# es grünt und blüht...



## Vera44 (25. Mai 2012)

Hi!

Die Clematis in blau blüht wunderschön. Dahinter die Guave, mit noch wenigen Blättern aber dafür um so mehr Blüten. Genau wie die gefüllte Azalee... Der Sommer kommt!


----------



## Eva-Maria (25. Mai 2012)

*AW: es grünt und blüht...*

Hi Vera,
alle 3 gefallen mir ausnehmend gut.
Mein Favorit ist aber doch die blaue Clemi... wie heißt sie.. zufällig "Multi Blue"?


----------



## Vera44 (25. Mai 2012)

*AW: es grünt und blüht...*

Hallo Eva Maria!

Ja als solche habe ich sie gekauft. Sollte also so sein.

LG


----------



## Moonlight (26. Mai 2012)

*AW: es grünt und blüht...*

Ich hab auch einige Blüten. 
Sind dieses Jahr leider nicht viele.

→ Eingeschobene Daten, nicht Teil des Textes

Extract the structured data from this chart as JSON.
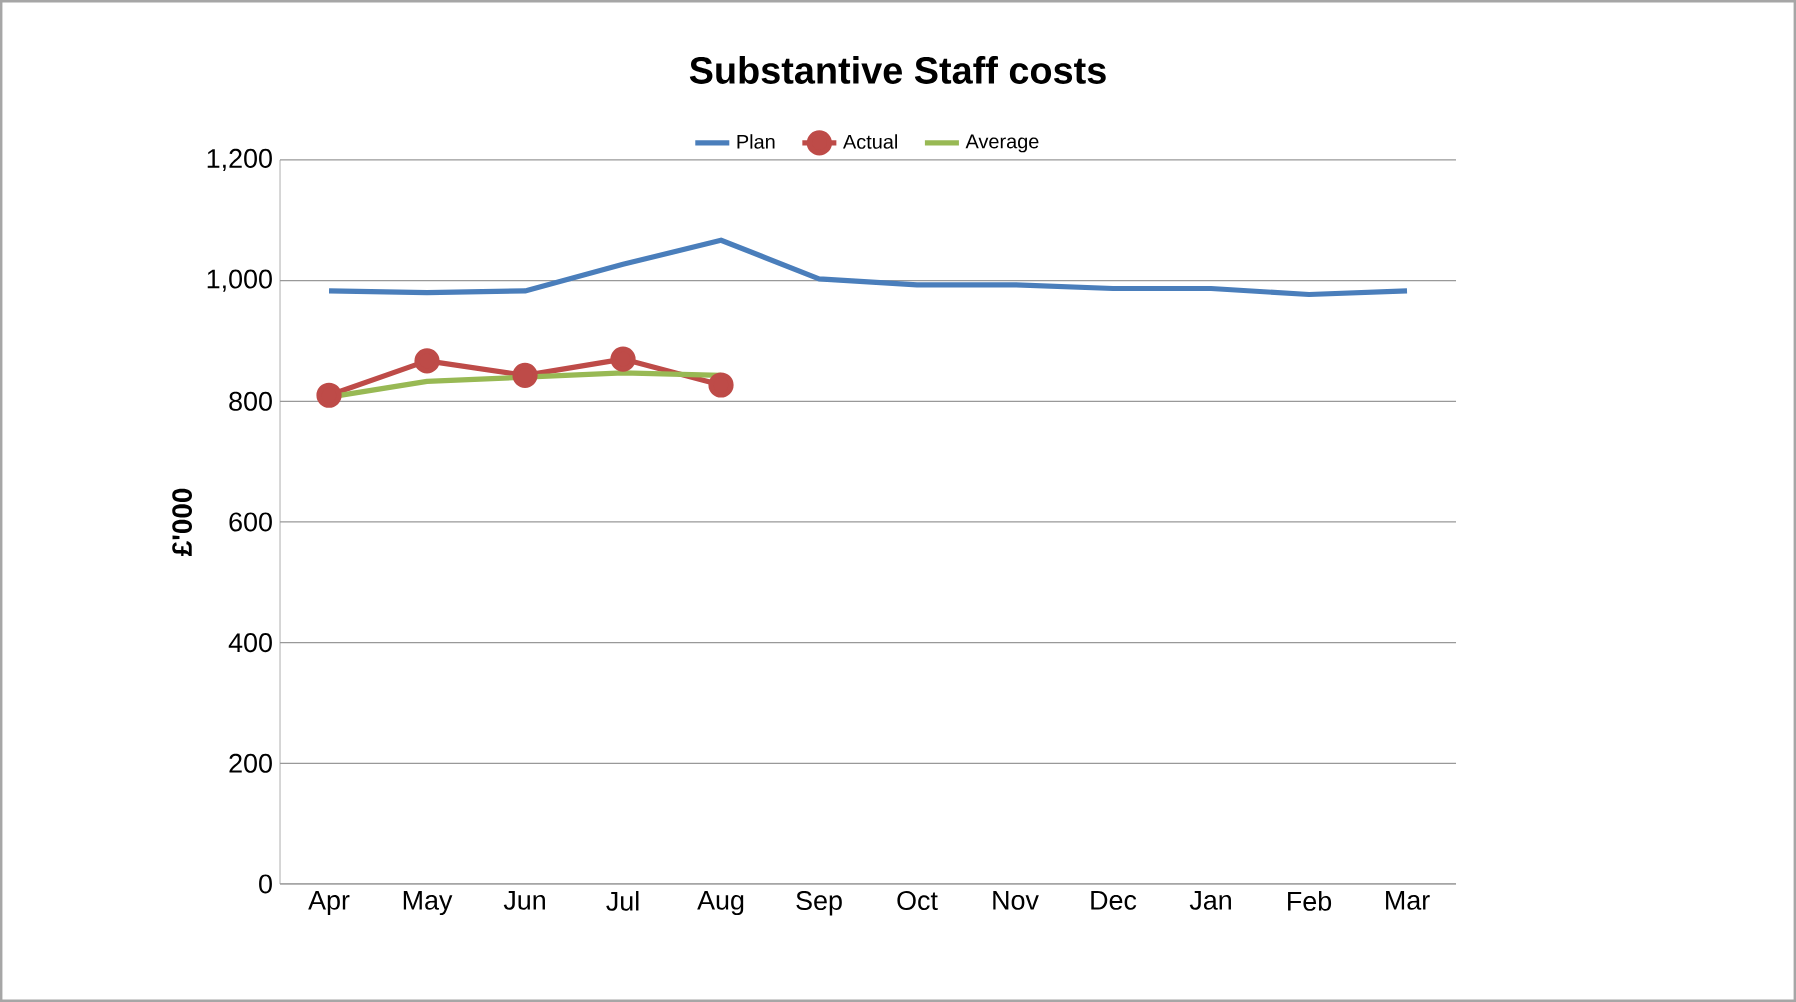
{
  "chart_data": {
    "type": "line",
    "title": "Substantive Staff costs",
    "ylabel": "£'000",
    "categories": [
      "Apr",
      "May",
      "Jun",
      "Jul",
      "Aug",
      "Sep",
      "Oct",
      "Nov",
      "Dec",
      "Jan",
      "Feb",
      "Mar"
    ],
    "series": [
      {
        "name": "Plan",
        "color": "#4a7ebb",
        "marker": "none",
        "values": [
          983,
          980,
          983,
          1027,
          1067,
          1003,
          993,
          993,
          987,
          987,
          977,
          983
        ]
      },
      {
        "name": "Actual",
        "color": "#be4b48",
        "marker": "circle",
        "values": [
          810,
          867,
          843,
          870,
          827,
          null,
          null,
          null,
          null,
          null,
          null,
          null
        ]
      },
      {
        "name": "Average",
        "color": "#98b954",
        "marker": "none",
        "values": [
          807,
          833,
          840,
          847,
          843,
          null,
          null,
          null,
          null,
          null,
          null,
          null
        ]
      }
    ],
    "ylim": [
      0,
      1200
    ],
    "yticks": [
      {
        "value": 0,
        "label": "0"
      },
      {
        "value": 200,
        "label": "200"
      },
      {
        "value": 400,
        "label": "400"
      },
      {
        "value": 600,
        "label": "600"
      },
      {
        "value": 800,
        "label": "800"
      },
      {
        "value": 1000,
        "label": "1,000"
      },
      {
        "value": 1200,
        "label": "1,200"
      }
    ],
    "grid": "y",
    "legend": "top"
  }
}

Ich denke mal das liegt daran, dass ich den Garten dieses Jahr nicht wirklich pflege ... das Unkraut ist stellenweise höher als die Blumen  aber man muß eben Prioritäten setzen ...

    

    

 

Ich liebe __ Pfingstrosen ... die duften einfach göttlich ...

Mandy


----------